Почему я увидел эту историю, не знаю, но могу сказать, что после набежавших слез моя грусть исполнилась уже не сожалением об Эясеяб, а мучительными размышлениями о собственной смерти. Теперь я мог видеть мою старую няньку, которая работала на мою мать в последний день, который я мог припомнить, там, в нашем доме, во вдовьих одеждах и все еще оплакивающую Дробителя-Костей. Однако, вид Эясеяб сменился столь же мучительным зрелищем — меня самого в постели моей матери. Я уже не был ребенком, но мужчиной, и мы были любовниками.

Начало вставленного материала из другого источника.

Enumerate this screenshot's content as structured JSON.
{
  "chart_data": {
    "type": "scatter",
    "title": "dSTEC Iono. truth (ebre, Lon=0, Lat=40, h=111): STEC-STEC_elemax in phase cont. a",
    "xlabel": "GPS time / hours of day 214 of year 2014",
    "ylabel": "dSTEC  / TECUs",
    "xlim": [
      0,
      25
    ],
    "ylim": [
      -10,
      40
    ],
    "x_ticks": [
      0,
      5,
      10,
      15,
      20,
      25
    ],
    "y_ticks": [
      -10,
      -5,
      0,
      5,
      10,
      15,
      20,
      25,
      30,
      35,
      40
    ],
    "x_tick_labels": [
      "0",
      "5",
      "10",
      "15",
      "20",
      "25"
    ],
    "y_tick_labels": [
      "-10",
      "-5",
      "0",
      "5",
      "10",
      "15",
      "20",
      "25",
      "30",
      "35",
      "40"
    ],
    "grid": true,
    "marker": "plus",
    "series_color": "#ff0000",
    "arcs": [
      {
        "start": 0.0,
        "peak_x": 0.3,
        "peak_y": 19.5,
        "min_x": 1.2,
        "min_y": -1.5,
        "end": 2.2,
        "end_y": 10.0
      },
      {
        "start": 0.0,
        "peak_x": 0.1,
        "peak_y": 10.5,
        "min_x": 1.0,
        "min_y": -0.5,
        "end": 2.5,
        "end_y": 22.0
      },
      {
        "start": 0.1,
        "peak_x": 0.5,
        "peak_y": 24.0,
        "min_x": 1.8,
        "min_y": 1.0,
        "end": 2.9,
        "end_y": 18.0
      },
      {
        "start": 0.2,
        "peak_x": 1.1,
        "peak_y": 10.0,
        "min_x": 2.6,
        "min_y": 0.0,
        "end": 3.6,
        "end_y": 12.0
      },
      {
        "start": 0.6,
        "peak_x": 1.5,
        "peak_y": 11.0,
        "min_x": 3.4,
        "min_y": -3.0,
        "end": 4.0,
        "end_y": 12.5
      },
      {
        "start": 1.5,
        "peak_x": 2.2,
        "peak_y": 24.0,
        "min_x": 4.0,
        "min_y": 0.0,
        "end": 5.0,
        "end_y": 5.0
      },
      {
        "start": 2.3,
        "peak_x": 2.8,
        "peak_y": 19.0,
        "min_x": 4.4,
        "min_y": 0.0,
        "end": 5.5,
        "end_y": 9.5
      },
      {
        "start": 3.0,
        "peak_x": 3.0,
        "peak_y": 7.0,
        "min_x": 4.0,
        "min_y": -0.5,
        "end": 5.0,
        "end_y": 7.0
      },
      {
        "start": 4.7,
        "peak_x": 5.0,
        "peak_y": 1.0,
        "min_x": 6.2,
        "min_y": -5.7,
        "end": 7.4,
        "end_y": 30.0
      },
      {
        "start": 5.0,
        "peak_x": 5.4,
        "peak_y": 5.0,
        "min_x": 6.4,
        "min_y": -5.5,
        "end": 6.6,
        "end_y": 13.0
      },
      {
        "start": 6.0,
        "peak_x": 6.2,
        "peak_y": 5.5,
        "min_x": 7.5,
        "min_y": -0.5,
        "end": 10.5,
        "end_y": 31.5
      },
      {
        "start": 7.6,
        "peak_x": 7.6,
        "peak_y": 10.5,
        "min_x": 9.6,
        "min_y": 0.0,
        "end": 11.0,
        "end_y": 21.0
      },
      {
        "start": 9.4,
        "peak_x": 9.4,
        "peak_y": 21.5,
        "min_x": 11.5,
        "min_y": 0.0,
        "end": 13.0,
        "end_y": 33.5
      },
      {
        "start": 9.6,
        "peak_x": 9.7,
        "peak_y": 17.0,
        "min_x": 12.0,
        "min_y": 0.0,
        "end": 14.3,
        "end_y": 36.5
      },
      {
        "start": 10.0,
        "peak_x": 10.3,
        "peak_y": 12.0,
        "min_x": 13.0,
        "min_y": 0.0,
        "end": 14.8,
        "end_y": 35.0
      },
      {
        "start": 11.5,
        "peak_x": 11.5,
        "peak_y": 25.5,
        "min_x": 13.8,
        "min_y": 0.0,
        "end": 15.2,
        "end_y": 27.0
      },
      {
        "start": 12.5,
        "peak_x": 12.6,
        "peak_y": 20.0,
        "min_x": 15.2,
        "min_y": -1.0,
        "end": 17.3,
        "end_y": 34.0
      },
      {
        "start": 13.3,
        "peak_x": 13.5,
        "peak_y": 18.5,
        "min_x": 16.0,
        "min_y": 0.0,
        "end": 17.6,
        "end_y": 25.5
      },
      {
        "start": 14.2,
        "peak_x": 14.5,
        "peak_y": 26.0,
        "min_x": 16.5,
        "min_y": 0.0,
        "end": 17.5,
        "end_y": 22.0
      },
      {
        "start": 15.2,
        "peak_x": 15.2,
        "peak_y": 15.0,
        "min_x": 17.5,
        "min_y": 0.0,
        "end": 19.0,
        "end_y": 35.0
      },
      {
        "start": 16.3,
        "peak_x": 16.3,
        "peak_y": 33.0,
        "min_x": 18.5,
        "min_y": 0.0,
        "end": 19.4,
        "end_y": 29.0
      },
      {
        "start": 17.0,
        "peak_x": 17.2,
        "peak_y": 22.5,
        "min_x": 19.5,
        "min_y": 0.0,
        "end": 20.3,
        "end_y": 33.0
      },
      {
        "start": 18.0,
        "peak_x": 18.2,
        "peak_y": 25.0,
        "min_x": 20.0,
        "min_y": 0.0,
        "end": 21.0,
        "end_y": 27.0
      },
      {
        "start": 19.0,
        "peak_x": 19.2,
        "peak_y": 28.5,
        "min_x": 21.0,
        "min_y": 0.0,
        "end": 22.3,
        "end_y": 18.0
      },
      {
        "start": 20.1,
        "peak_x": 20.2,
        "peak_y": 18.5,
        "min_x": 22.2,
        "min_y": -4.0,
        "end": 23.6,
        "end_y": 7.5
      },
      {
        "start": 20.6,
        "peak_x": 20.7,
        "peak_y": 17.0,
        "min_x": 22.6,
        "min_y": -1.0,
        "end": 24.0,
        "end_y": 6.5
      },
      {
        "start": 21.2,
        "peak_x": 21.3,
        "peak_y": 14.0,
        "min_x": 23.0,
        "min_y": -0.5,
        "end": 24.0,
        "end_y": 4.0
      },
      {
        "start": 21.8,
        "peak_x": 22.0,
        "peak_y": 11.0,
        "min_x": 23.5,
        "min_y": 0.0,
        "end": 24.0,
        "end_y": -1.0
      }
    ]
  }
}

Я не мог заставить себя вспомнить, что было между нами, за исключением того, что я знал, что ни одну другую женщину я не желал с такой страстью. Однако в той же постели, даже в те мгновения, что мы сжимали друг друга в объятиях, лежал и груз нашего стыда. Ибо если любовные отношения брата и сестры были обычным делом в жизни всех нас, то о страсти к собственной матери нельзя было сказать того же. Теперь я вспомнил, как боялась Хатфертити ходивших по Мемфису сплетен, на самом деле этот страх был велик, и о нас так неотвязно шептались, что она воссоединилась с Нефхепохемом и во второй раз стала его женой.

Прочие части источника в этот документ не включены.